Imprimir acórdão
Processo nº 229/97
2ª Secção Relatora: Maria dos Prazeres Pizarro Beleza
Acordam, na 2ª Secção do Tribunal Constitucional:
1. A..., proprietária, propôs, no Tribunal Cível da Comarca do Porto, uma acção de despejo, sob a forma sumária, contra M... e mulher, MV..., inquilinos, de uma fracção de um prédio urbano devidamente identificada nos autos, através da qual pretendeu denunciar, para o termo do prazo então em curso, o contrato de arrendamento da referida fracção, por dela necessitar para habitação própria. O réu marido faleceu antes de realizada a citação, tendo sido admitida a desistência do pedido relativamente a ele. Contestando, a ré, para o que agora releva, veio opor a excepção de que o regime da propriedade horizontal tinha sido instituído no prédio 'muitos anos após a celebração do contrato de arrendamento' e que, segundo o disposto no 'artigo 1º da Lei 55/79, de 15-9, vigente ao tempo da constituição da propriedade horizontal, o direito de denúncia do contrato de arrendamento, para habitação própria, não pode ser exercido pelo senhorio de fracção autónoma de imóvel constituído em regime de propriedade horizontal, quando este regime for posterior ao arrendamento'. A autora respondeu alegando a revogação desta Lei nº
55/79 pelo Decreto-Lei nº 321-B/90, de 15 de Outubro, que aprovou o Regime do Arrendamento Urbano (RAU) e sustentando que o novo regime, constante do artigo
107º do RAU, eliminou essa limitação ao direito de denúncia, sendo aplicável ao contrato em causa. O despacho saneador desatendeu a excepção. A ré interpôs recurso, que foi admitido como agravo com subida diferida. Pela sentença de fls. 83, a acção foi julgada procedente. A ré interpôs recurso de apelação para o Tribunal da Relação do Porto. Nas alegações que apresentou no recurso de agravo, MV... veio invocar que
'considerar que o regime aprovado pelo Dec-Lei 321-B/90 de 15/10 é aplicável às situações (...) já protegidas à luz da lei anterior (Lei 55/79) acarretará a inconstitucionalidade orgânica da norma da alínea e) do nº 1 do artigo 3º do Dec.-Lei nº 321-B/90, que revogou aquela Lei 55/79', o que a agravada contestou. O Tribunal da Relação do Porto, julgando o agravo, decidiu não ocorrer a apontada inconstitucionalidade orgânica, fazendo apelo ao acórdão nº 313/93 deste Tribunal (publicado em Acórdãos do Tribunal Constitucional, 24º vol. pág.
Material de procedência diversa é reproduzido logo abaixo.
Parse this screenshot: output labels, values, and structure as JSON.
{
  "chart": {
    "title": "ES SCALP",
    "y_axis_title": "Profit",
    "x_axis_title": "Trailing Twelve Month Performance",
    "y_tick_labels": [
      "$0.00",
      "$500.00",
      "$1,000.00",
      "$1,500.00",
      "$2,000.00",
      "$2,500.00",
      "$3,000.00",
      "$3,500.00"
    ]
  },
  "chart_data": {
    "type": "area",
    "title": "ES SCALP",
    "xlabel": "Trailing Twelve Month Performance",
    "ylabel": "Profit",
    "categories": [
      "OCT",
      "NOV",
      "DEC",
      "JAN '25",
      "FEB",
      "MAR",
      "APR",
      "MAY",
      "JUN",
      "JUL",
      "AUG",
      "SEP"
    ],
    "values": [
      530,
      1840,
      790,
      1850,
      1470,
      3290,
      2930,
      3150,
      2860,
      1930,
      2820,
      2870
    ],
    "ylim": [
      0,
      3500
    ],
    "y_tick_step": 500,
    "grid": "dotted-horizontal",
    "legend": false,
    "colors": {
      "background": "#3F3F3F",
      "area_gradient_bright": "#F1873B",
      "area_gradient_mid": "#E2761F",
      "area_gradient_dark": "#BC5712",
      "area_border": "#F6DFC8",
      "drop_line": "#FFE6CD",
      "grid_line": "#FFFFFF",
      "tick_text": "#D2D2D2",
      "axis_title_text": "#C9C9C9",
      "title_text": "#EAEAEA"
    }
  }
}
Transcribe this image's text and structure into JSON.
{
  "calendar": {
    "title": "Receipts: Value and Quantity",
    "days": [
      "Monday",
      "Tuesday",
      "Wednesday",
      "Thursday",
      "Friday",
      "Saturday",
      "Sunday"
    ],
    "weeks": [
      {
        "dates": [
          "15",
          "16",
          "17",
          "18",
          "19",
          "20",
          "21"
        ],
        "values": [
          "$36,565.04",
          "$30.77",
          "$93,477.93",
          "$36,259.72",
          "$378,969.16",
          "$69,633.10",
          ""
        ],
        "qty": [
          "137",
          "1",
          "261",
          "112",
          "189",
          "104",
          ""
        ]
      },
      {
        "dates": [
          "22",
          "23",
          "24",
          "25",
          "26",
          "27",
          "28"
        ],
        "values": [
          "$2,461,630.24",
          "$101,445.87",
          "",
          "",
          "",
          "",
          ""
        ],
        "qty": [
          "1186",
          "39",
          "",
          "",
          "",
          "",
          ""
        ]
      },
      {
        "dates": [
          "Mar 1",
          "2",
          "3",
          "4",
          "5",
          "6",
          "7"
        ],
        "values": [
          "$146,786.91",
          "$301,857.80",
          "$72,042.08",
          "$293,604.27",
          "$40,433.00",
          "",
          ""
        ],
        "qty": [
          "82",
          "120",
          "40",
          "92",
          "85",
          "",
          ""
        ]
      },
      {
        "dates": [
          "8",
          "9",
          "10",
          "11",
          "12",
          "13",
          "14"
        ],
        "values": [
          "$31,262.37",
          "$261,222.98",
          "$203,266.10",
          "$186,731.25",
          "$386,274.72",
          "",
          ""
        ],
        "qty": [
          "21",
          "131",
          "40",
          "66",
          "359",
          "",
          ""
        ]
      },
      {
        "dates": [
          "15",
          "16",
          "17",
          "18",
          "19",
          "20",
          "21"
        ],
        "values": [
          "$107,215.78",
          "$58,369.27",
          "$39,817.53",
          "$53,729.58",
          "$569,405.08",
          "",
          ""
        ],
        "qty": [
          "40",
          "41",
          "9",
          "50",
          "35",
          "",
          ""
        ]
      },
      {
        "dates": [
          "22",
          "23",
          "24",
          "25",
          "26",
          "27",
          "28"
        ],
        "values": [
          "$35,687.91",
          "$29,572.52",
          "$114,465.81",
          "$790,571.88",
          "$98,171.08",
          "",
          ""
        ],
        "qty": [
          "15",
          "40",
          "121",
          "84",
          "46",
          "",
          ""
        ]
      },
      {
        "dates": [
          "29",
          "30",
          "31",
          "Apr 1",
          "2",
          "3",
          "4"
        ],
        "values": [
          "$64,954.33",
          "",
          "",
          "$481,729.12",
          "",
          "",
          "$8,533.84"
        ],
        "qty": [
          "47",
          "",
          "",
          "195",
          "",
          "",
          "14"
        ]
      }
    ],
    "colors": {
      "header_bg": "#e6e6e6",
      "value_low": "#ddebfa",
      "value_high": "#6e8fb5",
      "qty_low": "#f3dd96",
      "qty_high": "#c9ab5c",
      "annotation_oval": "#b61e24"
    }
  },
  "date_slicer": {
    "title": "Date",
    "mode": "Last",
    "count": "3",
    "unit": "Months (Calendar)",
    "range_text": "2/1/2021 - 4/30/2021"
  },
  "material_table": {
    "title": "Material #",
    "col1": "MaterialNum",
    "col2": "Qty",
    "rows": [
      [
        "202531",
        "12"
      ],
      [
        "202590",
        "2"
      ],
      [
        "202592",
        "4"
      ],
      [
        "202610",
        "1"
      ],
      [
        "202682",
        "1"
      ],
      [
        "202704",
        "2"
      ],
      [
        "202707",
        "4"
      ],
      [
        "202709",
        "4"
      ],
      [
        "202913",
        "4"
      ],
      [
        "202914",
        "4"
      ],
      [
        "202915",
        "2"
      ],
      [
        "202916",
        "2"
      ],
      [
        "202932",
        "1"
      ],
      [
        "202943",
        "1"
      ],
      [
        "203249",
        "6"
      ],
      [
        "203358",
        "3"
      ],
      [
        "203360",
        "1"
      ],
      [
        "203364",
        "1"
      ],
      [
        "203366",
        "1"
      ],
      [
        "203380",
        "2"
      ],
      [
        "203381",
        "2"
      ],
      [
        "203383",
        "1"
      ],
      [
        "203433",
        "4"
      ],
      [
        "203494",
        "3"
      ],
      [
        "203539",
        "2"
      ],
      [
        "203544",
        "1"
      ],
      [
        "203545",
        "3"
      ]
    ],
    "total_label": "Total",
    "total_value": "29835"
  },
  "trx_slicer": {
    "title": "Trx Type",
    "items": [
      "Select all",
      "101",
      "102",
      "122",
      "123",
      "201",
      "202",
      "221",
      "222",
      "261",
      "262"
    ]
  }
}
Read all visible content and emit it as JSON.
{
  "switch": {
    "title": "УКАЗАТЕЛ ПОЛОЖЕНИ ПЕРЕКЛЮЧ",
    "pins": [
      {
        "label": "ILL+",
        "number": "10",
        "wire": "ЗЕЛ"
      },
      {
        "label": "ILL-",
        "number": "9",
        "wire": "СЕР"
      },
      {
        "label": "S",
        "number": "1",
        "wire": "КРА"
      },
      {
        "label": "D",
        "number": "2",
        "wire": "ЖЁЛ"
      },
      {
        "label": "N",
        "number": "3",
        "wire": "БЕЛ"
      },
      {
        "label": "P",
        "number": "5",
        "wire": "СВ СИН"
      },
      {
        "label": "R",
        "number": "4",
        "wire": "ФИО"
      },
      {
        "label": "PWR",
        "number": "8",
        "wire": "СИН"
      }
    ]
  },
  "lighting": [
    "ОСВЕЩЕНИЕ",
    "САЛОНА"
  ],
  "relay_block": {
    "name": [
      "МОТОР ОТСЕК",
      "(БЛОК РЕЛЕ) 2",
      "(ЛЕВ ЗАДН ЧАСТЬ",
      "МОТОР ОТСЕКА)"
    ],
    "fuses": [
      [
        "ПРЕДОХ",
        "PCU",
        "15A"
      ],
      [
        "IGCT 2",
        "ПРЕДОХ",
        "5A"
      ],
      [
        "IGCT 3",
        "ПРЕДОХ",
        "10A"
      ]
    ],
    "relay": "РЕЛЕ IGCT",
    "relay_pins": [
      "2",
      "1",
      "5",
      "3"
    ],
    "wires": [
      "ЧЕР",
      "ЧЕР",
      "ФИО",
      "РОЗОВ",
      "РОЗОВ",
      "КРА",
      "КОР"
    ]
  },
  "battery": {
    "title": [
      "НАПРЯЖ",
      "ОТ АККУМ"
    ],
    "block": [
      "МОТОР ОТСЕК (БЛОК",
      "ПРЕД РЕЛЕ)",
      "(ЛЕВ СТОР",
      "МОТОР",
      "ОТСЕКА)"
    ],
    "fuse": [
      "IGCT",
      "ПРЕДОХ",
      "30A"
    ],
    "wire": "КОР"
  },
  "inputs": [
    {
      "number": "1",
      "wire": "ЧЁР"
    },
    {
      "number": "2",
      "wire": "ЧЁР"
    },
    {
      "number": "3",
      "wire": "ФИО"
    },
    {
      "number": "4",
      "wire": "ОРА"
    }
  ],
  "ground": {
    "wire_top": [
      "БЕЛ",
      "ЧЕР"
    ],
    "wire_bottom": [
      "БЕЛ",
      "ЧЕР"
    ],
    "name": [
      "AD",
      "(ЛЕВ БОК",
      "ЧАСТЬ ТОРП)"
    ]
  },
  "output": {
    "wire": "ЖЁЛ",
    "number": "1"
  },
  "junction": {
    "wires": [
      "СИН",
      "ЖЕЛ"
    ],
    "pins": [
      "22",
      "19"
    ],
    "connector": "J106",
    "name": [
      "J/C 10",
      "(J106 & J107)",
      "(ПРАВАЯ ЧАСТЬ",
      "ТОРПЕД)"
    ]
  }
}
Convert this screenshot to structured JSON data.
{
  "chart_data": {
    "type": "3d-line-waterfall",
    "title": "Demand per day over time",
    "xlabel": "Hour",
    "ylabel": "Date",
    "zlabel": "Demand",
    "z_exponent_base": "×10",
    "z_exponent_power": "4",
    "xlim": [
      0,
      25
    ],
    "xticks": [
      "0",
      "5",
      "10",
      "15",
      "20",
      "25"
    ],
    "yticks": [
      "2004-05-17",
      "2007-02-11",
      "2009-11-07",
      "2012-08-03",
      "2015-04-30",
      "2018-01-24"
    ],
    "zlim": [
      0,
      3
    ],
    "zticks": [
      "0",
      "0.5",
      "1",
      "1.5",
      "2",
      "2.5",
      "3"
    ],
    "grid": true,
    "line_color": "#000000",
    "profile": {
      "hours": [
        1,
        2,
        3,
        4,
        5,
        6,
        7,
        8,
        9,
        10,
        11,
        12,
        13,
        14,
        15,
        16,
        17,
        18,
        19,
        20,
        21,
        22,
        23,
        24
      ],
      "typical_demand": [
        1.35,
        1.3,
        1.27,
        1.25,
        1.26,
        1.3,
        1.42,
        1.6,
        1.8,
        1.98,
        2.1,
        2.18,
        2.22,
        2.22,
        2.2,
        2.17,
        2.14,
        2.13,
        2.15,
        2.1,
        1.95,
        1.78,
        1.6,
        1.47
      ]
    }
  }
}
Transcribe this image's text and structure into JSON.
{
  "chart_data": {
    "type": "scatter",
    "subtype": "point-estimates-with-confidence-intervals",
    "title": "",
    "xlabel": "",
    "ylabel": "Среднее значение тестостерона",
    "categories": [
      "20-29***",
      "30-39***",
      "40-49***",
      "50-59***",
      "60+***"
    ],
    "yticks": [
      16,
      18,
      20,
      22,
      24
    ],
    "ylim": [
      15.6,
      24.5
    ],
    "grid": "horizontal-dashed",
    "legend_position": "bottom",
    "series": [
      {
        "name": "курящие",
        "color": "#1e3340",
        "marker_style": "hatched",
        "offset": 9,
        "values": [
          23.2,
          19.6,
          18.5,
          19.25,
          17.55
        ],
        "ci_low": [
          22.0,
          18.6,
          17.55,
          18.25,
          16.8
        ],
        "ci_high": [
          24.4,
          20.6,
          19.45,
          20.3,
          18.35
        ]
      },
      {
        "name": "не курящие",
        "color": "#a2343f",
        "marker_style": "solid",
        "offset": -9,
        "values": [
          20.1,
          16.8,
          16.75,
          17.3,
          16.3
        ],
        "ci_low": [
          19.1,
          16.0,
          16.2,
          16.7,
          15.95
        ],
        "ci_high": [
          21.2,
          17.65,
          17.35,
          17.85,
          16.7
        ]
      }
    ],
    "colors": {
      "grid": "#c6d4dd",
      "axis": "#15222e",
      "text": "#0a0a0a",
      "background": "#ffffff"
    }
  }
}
207 e segs.). Inconformada, MV... interpôs recurso desta decisão para o Tribunal Constitucional, ao abrigo do disposto na al. b) do artigo 1º da Lei nº 28/82, de
15 de Novembro, 'porque nas alegações suscitou a inconstitucionalidade orgânica da norma da alínea c) [e), seguramente], 'do nº 1 do artigo 3º do Dec.Lei
321-B/90 de 15/10 (que revogou a Lei 55/79 de 15/9)'. Nas alegações de recurso, concluiu do seguinte modo:
'1ª- O Governo, ao revogar a Lei 55/79 de 15 de Setembro, através da alínea e) do nº 1 do artº 3º do Dec.Lei 321-B/90, decreto preambular, de 15 de Outubro, violou a respectiva lei de autorização legislativa (Lei 42/90, de 10 de Agosto), em particular, as alíneas a), b) e c) do seu artº 2º;
2ª- A sentença proferida, ao conferir à citada norma do artº 3º, nº 1, alínea e) do Dec.Lei 321-B/90 eficácia retroactiva e aplicável a relações constituídas ao abrigo da lei revogada, reforça a desconformidade constitucional dessa norma'. Contra-alegou a recorrida, opondo-se à pretensa inconstitucionalidade. Corridos os vistos legais, cumpre decidir.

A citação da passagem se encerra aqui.